Here's the rundown on the ISM Non-Manufacturing data:
- ISM REPORT ON U.S. NON-MANUFACTURING SECTOR SHOWS PMI 57.1 IN SEPT (CONSENSUS 53.0) VS 51.4 IN AUG
- ISM NON-MANUFACTURING BUSINESS ACTIVITY INDEX 60.3 IN SEPT (CONSENSUS 52.2) VS 51.8 IN AUG
- ISM NON-MANUFACTURING PRICES PAID INDEX 54.0 IN SEPT VS 51.8 IN AUG
- ISM NON-MANUFACTURING NEW ORDERS INDEX 60.0 IN SEPT VS 51.4 IN AUG
- ISM NON-MANUFACTURING EMPLOYMENT INDEX 57.2 IN SEPT VS 50.7 IN AUG
- ISM NON-MANUFACTURING PMI AT HIGHEST SINCE OCTOBER 2015, INCREASE IN INDEX BIGGEST SINCE FEBRUARY 2011
- ISM NON-MANUFACTURING BUSINESS ACTIVITY INDEX, EMPLOYMENT INDEX AT HIGHEST SINCE OCTOBER 2015
This is a violent swing for this data set, which moved from the lowest level in more than 6 years to the best level since October 2015 in one fell swoop.
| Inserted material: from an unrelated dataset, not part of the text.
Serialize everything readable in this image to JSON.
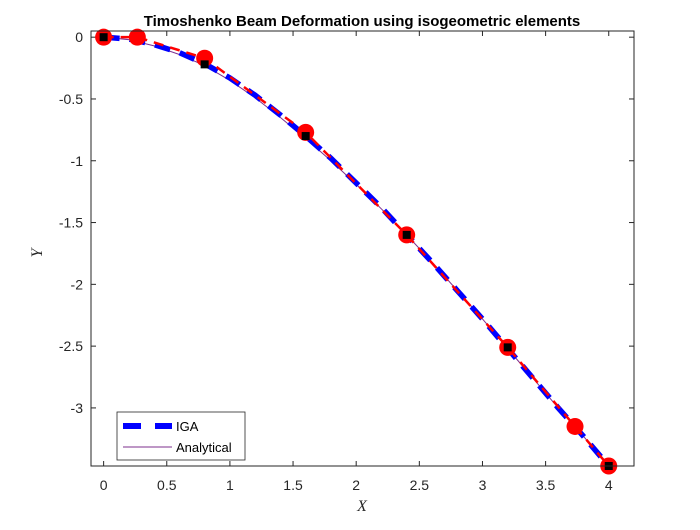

To emphasize one of the newswires above, it was the biggest gain in more than 5 years.
The ISMs (both manufacturing and non-manufacturing) are probably the most important data sets apart from NFP when it comes to consistent market movement potential. So a big beat is a big deal.
Treasury/MBS trading reflects that at the moment with 10yr yields up 3bps to 1.72 and Fannie 3.0s down 5 ticks to 103-15. Negative reprices are becoming likely for early/aggressive lenders.
It would take another 2-3 ticks of weakness for reprices to be widespread, but even now, the abruptness of the move means that the risk can't be ruled out for any lender.